I'm using Ruby 2.4. I want to match a bunch of non-letter and numbers, followed by one or more numbers, followed by an arbitrary amount of non-letters and numbers. However, this string
2.4.0 :001 > token = "17 Milton,GA"
=> "17 Milton,GA"
...
2.4.0 :004 > Regexp.new("\\A([[:space:]]|[^\p{L}^0-9])*\\d+[^\p{L}^0-9]*\\z").match?(token.downcase)
=> true
is matching my regular expression and I dont' want it to since there are letters that follow the number. What do I need to adjust in my regexp so that the only thing I can match after the numbers will be non-letters and non-numbers?
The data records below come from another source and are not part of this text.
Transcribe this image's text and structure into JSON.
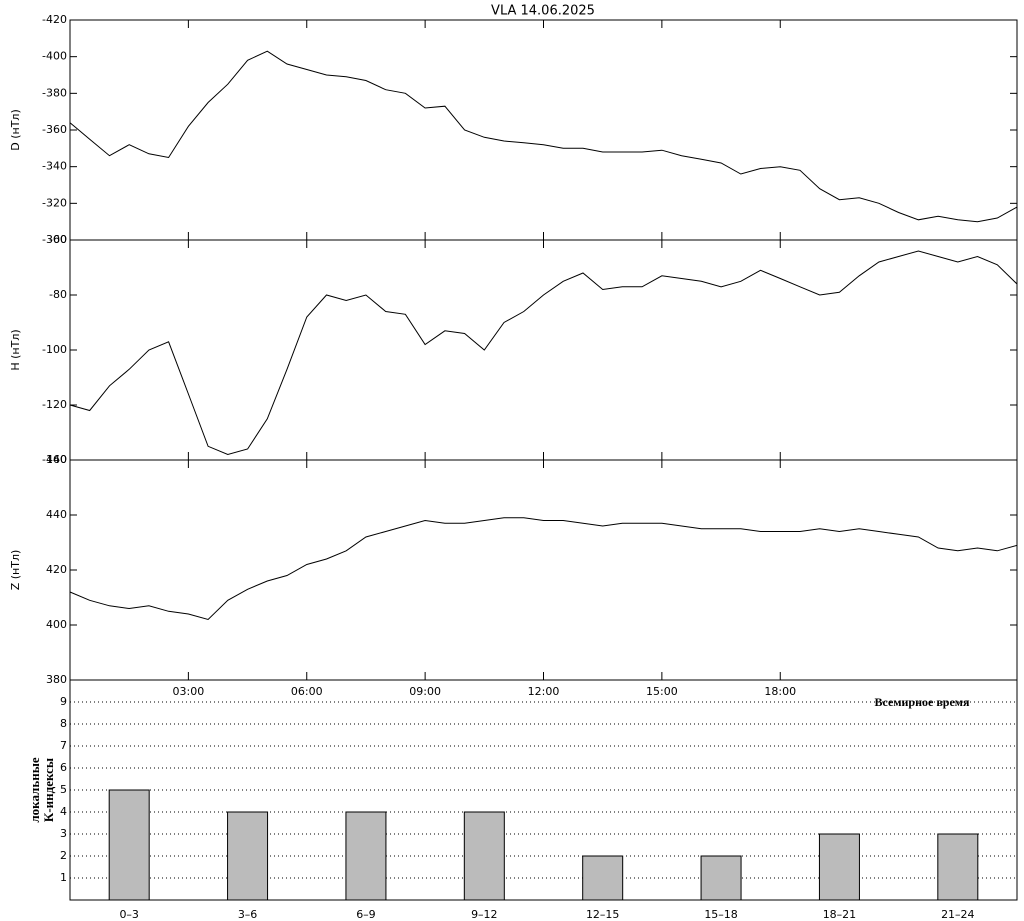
{
  "chart_data": [
    {
      "type": "line",
      "title": "VLA   14.06.2025",
      "ylabel": "D (нТл)",
      "color": "#000000",
      "xlim": [
        0,
        24
      ],
      "ylim": [
        -300,
        -420
      ],
      "yticks": [
        -300,
        -320,
        -340,
        -360,
        -380,
        -400,
        -420
      ],
      "x": [
        0,
        0.5,
        1,
        1.5,
        2,
        2.5,
        3,
        3.5,
        4,
        4.5,
        5,
        5.5,
        6,
        6.5,
        7,
        7.5,
        8,
        8.5,
        9,
        9.5,
        10,
        10.5,
        11,
        11.5,
        12,
        12.5,
        13,
        13.5,
        14,
        14.5,
        15,
        15.5,
        16,
        16.5,
        17,
        17.5,
        18,
        18.5,
        19,
        19.5,
        20,
        20.5,
        21,
        21.5,
        22,
        22.5,
        23,
        23.5,
        24
      ],
      "values": [
        -364,
        -355,
        -346,
        -352,
        -347,
        -345,
        -362,
        -375,
        -385,
        -398,
        -403,
        -396,
        -393,
        -390,
        -389,
        -387,
        -382,
        -380,
        -372,
        -373,
        -360,
        -356,
        -354,
        -353,
        -352,
        -350,
        -350,
        -348,
        -348,
        -348,
        -349,
        -346,
        -344,
        -342,
        -336,
        -339,
        -340,
        -338,
        -328,
        -322,
        -323,
        -320,
        -315,
        -311,
        -313,
        -311,
        -310,
        -312,
        -318
      ]
    },
    {
      "type": "line",
      "ylabel": "H (нТл)",
      "color": "#000000",
      "xlim": [
        0,
        24
      ],
      "ylim": [
        -140,
        -60
      ],
      "yticks": [
        -60,
        -80,
        -100,
        -120,
        -140
      ],
      "x": [
        0,
        0.5,
        1,
        1.5,
        2,
        2.5,
        3,
        3.5,
        4,
        4.5,
        5,
        5.5,
        6,
        6.5,
        7,
        7.5,
        8,
        8.5,
        9,
        9.5,
        10,
        10.5,
        11,
        11.5,
        12,
        12.5,
        13,
        13.5,
        14,
        14.5,
        15,
        15.5,
        16,
        16.5,
        17,
        17.5,
        18,
        18.5,
        19,
        19.5,
        20,
        20.5,
        21,
        21.5,
        22,
        22.5,
        23,
        23.5,
        24
      ],
      "values": [
        -120,
        -122,
        -113,
        -107,
        -100,
        -97,
        -116,
        -135,
        -138,
        -136,
        -125,
        -107,
        -88,
        -80,
        -82,
        -80,
        -86,
        -87,
        -98,
        -93,
        -94,
        -100,
        -90,
        -86,
        -80,
        -75,
        -72,
        -78,
        -77,
        -77,
        -73,
        -74,
        -75,
        -77,
        -75,
        -71,
        -74,
        -77,
        -80,
        -79,
        -73,
        -68,
        -66,
        -64,
        -66,
        -68,
        -66,
        -69,
        -76
      ]
    },
    {
      "type": "line",
      "ylabel": "Z (нТл)",
      "xlabel": "Всемирное время",
      "color": "#000000",
      "xlim": [
        0,
        24
      ],
      "ylim": [
        380,
        460
      ],
      "yticks": [
        460,
        440,
        420,
        400,
        380
      ],
      "xticks": [
        {
          "value": 3,
          "label": "03:00"
        },
        {
          "value": 6,
          "label": "06:00"
        },
        {
          "value": 9,
          "label": "09:00"
        },
        {
          "value": 12,
          "label": "12:00"
        },
        {
          "value": 15,
          "label": "15:00"
        },
        {
          "value": 18,
          "label": "18:00"
        }
      ],
      "x": [
        0,
        0.5,
        1,
        1.5,
        2,
        2.5,
        3,
        3.5,
        4,
        4.5,
        5,
        5.5,
        6,
        6.5,
        7,
        7.5,
        8,
        8.5,
        9,
        9.5,
        10,
        10.5,
        11,
        11.5,
        12,
        12.5,
        13,
        13.5,
        14,
        14.5,
        15,
        15.5,
        16,
        16.5,
        17,
        17.5,
        18,
        18.5,
        19,
        19.5,
        20,
        20.5,
        21,
        21.5,
        22,
        22.5,
        23,
        23.5,
        24
      ],
      "values": [
        412,
        409,
        407,
        406,
        407,
        405,
        404,
        402,
        409,
        413,
        416,
        418,
        422,
        424,
        427,
        432,
        434,
        436,
        438,
        437,
        437,
        438,
        439,
        439,
        438,
        438,
        437,
        436,
        437,
        437,
        437,
        436,
        435,
        435,
        435,
        434,
        434,
        434,
        435,
        434,
        435,
        434,
        433,
        432,
        428,
        427,
        428,
        427,
        429
      ]
    },
    {
      "type": "bar",
      "ylabel": [
        "локальные",
        "К-индексы"
      ],
      "color": "#bbbbbb",
      "grid": true,
      "ylim": [
        0,
        10
      ],
      "yticks": [
        1,
        2,
        3,
        4,
        5,
        6,
        7,
        8,
        9
      ],
      "categories": [
        "0–3",
        "3–6",
        "6–9",
        "9–12",
        "12–15",
        "15–18",
        "18–21",
        "21–24"
      ],
      "values": [
        5,
        4,
        4,
        4,
        2,
        2,
        3,
        3
      ]
    }
  ]
}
There are a couple of issues with the regex.
1) When you are using a double quoted string literal in a Regexp.new
constructor, to declare a literal backslash you need to double it (\p
=> \\p
)
2) [^\p{L}^0-9]
is is a wrong construct for any char but a letter and digit because the second ^
is treated as a literal ^
symbol. You need to remove the second ^
at least. You may also use [^[:alnum:]]
to match any non-alphanumeric symbol.
3) The pattern above matches whitespaces, too, so you do not need to alternate it with [[:space]]
. ([[:space:]]|[^\p{L}^0-9])*
-> [^\p{L}0-9]*
.
So, you may use your fixed Regexp.new("\\A[^\\p{L}0-9]*\\d+[^\\p{L}0-9]*\\z")
regexp, or use
/\A[^[:alnum:]]*\d+[^[:alnum:]]*\z/.match?(token.downcase)
See the Rubular demo where your sample string is not matched with the regex.
Details:
\A
- start of a string[^[:alnum:]]*
- 0+ non-alphanumeric chars\d+
- 1+ digits[^[:alnum:]]*
- 0+ non-alphanumeric chars\z
- end of string.